Culture

Neruda is eternal favorite in China

By Xing Yi ( China Daily ) Updated: 2015-06-03 07:45:39

Neruda's last visit to China was in 1957, when he spent his birthday on a cruise sailing along the Yangtze River with Brazilian novelist Jorge Amado. Ai was the head of the Chinese delegation that guided them.

"Neruda was among the first foreign writers who visited the country after the founding of the People's Republic of China," says Zhao Zhenjiang, a prominent professor of Latin American literature at Peking University and the recipient of Neruda Presidential Medal in 2004, the year of the poet's birth centenary, for his contribution in the translation and research of Neruda's works.

"His poems are like springs flowing out of the bottom of heart, natural and artless. Chinese poets from the 1950s were heavily influenced by his works," Zhao says.

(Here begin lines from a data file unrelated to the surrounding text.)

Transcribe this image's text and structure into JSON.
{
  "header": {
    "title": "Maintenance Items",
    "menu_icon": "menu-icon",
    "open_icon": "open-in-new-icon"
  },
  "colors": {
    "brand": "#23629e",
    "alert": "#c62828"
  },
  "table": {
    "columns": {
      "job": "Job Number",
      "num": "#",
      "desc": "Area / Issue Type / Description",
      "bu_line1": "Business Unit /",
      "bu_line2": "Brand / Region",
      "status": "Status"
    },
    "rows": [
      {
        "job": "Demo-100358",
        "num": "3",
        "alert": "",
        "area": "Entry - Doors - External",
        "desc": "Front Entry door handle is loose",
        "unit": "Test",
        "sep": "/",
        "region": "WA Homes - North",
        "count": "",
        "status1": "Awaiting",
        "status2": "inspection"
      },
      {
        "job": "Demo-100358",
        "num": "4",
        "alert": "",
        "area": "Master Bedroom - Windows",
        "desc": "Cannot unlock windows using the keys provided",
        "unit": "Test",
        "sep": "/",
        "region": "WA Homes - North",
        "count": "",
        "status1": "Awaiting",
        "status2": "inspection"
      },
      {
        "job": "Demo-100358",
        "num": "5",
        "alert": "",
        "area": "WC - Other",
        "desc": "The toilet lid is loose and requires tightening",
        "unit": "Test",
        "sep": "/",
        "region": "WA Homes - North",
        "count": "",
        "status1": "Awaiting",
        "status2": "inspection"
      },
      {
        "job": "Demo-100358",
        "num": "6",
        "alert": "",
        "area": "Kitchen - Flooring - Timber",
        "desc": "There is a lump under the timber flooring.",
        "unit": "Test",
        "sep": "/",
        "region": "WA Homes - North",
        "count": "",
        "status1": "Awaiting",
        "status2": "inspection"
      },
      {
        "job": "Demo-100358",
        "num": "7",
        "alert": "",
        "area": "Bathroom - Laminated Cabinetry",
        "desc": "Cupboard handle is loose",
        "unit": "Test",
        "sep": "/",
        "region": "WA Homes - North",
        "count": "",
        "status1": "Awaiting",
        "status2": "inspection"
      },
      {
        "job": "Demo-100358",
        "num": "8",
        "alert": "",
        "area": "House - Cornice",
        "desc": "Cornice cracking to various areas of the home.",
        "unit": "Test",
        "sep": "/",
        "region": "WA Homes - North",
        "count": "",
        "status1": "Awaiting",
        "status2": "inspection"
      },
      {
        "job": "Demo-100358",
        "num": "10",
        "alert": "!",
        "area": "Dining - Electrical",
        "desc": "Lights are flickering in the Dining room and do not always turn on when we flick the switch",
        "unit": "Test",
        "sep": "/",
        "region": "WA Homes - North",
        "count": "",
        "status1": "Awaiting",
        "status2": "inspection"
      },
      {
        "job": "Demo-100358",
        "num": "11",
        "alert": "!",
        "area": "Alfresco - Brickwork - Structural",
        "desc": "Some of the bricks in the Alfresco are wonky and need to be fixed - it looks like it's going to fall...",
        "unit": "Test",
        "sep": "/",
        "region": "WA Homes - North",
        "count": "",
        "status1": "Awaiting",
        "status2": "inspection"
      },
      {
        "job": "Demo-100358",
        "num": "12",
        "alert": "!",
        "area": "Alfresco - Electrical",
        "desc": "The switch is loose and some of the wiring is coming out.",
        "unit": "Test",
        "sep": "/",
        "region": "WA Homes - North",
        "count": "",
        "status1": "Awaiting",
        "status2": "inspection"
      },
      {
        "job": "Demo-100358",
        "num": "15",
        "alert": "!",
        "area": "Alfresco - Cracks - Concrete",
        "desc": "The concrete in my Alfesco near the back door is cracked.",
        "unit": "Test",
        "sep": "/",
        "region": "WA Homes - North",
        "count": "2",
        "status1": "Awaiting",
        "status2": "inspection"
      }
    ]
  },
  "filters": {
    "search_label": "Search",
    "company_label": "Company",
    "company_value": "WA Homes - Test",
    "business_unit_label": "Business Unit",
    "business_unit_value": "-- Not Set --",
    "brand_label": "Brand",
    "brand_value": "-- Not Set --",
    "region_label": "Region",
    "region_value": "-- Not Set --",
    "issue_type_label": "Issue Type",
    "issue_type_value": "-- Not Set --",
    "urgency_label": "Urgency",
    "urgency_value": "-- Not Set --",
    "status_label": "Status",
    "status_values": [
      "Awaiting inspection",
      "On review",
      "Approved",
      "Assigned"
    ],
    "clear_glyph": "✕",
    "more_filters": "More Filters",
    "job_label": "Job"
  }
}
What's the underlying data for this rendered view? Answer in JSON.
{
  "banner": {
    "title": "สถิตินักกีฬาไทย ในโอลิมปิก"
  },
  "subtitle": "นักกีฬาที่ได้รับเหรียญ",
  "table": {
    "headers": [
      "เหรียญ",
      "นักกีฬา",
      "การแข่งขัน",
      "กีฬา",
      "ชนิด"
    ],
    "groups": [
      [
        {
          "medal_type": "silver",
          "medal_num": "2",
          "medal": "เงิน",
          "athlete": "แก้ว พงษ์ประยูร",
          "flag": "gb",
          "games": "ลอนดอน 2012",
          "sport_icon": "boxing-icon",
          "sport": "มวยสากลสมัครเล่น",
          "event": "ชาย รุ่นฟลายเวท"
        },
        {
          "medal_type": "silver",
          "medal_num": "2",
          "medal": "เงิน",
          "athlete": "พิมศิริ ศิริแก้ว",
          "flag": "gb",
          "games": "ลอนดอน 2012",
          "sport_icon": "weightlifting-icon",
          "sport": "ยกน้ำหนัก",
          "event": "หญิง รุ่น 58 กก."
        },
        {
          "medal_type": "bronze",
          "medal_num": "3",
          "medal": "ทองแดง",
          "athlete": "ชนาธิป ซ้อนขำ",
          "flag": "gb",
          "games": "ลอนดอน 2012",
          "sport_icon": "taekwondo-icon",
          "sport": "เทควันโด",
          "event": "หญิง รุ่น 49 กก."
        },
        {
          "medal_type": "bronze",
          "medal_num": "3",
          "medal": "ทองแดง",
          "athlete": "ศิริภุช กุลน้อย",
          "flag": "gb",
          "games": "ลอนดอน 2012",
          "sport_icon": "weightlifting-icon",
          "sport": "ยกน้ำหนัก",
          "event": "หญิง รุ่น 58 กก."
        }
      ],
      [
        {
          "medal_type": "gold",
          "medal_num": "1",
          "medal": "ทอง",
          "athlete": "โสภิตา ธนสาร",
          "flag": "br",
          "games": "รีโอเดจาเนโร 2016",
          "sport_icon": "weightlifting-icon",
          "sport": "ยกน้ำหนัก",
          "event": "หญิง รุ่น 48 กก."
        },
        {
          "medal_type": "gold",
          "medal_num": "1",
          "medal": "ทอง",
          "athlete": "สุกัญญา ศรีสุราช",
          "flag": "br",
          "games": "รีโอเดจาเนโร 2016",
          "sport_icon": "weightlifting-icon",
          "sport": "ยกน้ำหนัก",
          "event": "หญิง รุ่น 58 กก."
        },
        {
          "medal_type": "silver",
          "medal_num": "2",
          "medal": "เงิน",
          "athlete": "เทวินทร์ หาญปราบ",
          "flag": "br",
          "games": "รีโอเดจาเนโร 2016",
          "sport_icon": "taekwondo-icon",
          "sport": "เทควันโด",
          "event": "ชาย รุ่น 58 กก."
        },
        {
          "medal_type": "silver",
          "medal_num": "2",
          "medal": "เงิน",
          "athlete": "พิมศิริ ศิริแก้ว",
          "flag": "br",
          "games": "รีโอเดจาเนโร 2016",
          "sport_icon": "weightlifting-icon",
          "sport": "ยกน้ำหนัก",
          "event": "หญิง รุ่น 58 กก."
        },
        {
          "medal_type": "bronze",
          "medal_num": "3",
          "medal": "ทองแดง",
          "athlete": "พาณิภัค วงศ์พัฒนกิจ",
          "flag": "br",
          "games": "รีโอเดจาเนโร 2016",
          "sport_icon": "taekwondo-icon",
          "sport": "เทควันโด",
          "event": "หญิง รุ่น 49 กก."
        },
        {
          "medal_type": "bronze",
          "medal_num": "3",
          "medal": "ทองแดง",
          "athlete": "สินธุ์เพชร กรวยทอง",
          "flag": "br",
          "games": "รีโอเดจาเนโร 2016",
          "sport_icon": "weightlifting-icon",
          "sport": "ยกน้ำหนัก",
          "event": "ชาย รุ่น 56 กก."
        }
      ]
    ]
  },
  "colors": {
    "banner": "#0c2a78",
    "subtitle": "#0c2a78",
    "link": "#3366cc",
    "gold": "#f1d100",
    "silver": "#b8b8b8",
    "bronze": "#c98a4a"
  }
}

"After his visit to China, some of his poems were translated and published, and I could remember hearing students of Chinese literature at Peking University reading his poem I Wish the Woodcutter Would Wake Up out loud in the morning," recalls Zhao.

Last year, 50,000 copies of a collection of the poet's classic works, including Twenty Poems of Love and a Song of Despair, Verses of the Captain and One Hundred Sonnets of Love, were published. The number is unusually high for poetry in China, reflecting the popularity of Neruda in China even more than 40 years after his death.

"In the 1950s to '60s, Neruda was famous in China for his political poems, and later, in the '80s and '90s, his love poems were widely circulated among young Chinese," says Li Yao, editor-in-chief of Thinkingdom Media Group. The company has bought the copyright for the Chinese editions of Neruda's works.

In his memoir, Neruda wrote his judgment about China during his last visit: "The combination of vast land, extraordinary human work and gradual elimination of all injustices, will make the beautiful, extended and deep Chinese humanity flourish."

Jorge Heine, the ambassador of Chile to China, wrote for Shanghai Daily after the release of the new edition of Neruda's poems last year: "It is difficult to say what Neruda would make of today's China, but there is little doubt that at a time when China has come into its own, and Latin America has partnered with it to forge a better future, Neruda's insights into China's awakening and America's destiny, resonate."

The book was co-published by Thinkingdom and Hainan Publishing House in April with an initial run of 30,000 copies.